If built, the 57 m high concrete gravity dam will be one of the largest hydropower plants in the country, with an installed electric capacity of 93 MW and an expected annual generation of 322 GWh.

== Location ==
The dam and its associated power station will be built on the upper course of the Drina River, in the municipality of Foča, about 12 km upstream the town of the same name, in Republika Srpska. The site is just 10 km from the border with Montenegro, and 21 km downstream the existing 360 MW Mratinje dam, built on a headwater of the Drina.

== Description ==
Buk Bijela HPP is part of a broader plan to use the hydropower potential of the Drina river and its tributary Sutjeska river, the Upper Drina hydropower project, that also includes three smaller plants (44 MW Foča, 43 MW Paunci, and 44 MW Sutjeska), for a total capacity of 224 MW, annual power generation of 871 GWh and an overall cost of €390 million.

The project is being developed by Elektroprivreda Republike Srpske (ERS), to which the Republika Srpska government has granted a 50-year concession.

As of 2018, the estimated cost of the project was close to €200 million. Construction could last 5 or 6 years.

== Timeline ==
A first project for the site was presented in 1974, in order to address the persistent electric shortfall in fastly-growing Yugoslavia. In 1975, the public electric utility company Elektroprivreda Bosne i Hercegovine submitted a $70 million loan demand to the International Bank for Reconstruction and Development, to help finance the $242.5 million project. It should be emphasized that the Buk Bijela hydropower project was at that time much larger than the current one, with an installed capacity of 450 MW.

In May 2019, Banja Luka District Court cancelled the environmental permit for Buk Bijela HPP, ruling on a complaint filed by CEE Bankwatch Network.

Despite this decision, Republic Srpska's Prime Minister Radovan Višković stated in January 2020 that the official start of preparatory works would soon be announced. Project implementation could be accelerated thanks to a cooperation with Serbia, which committed in July 2019 to invest €153.5 million in several hydropower projects including Buk Bijela.

== Environmental concerns ==
The project has been under harsh scrutiny of local and national communities and various NGO's from Bosnia and Herzegovina, Montenegro and abroad, due which is postponed and could eventually be abandoned.

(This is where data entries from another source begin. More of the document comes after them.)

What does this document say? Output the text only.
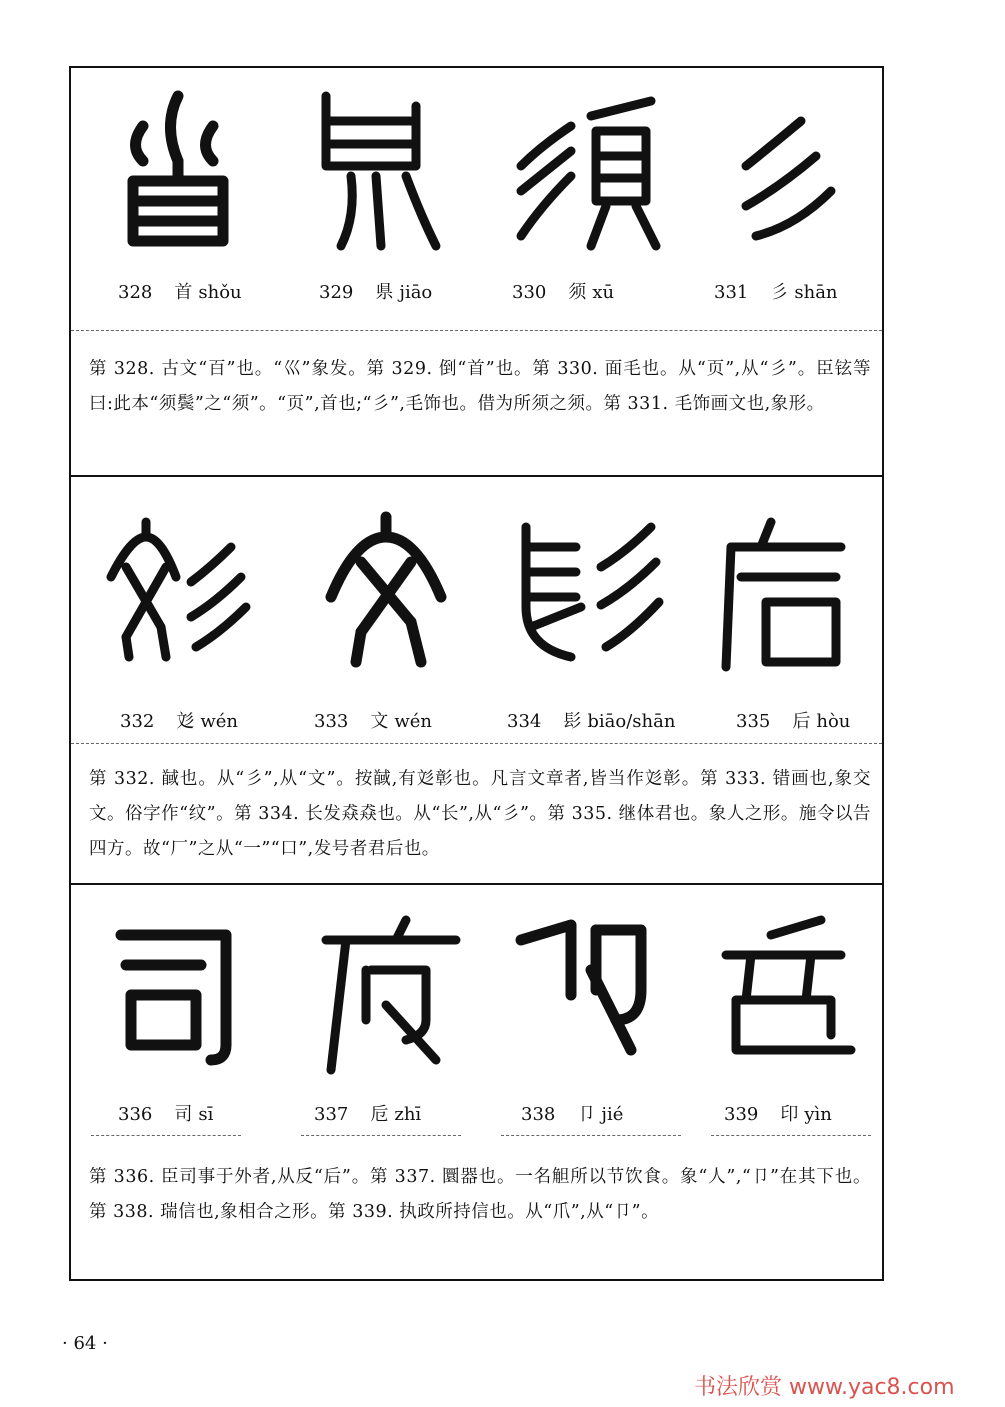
328 首 shǒu	329 県 jiāo	330 须 xū	331 彡 shān
第 328. 古文“百”也。“巛”象发。第 329. 倒“首”也。第 330. 面毛也。从“页”,从“彡”。臣铉等曰:此本“须鬓”之“须”。“页”,首也;“彡”,毛饰也。借为所须之须。第 331. 毛饰画文也,象形。
332 彣 wén	333 文 wén	334 髟 biāo/shān	335 后 hòu
第 332. 馘也。从“彡”,从“文”。按馘,有彣彰也。凡言文章者,皆当作彣彰。第 333. 错画也,象交文。俗字作“纹”。第 334. 长发猋猋也。从“长”,从“彡”。第 335. 继体君也。象人之形。施令以告四方。故“厂”之从“一”“口”,发号者君后也。
336 司 sī	337 卮 zhī	338 卩 jié	339 印 yìn
第 336. 臣司事于外者,从反“后”。第 337. 圜器也。一名觛所以节饮食。象“人”,“卩”在其下也。第 338. 瑞信也,象相合之形。第 339. 执政所持信也。从“爪”,从“卩”。
· 64 ·
书法欣赏 www.yac8.com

This project was a matter of inter-state agreement between Bosnia and Herzegovina and Montenegro. It would certainly destroy one of the last remaining and most important habitats of Danube salmon (Hucho hucho) in the world, along with the magnificent canyon of the Tara River, which is why this project encountered major opposition in both countries.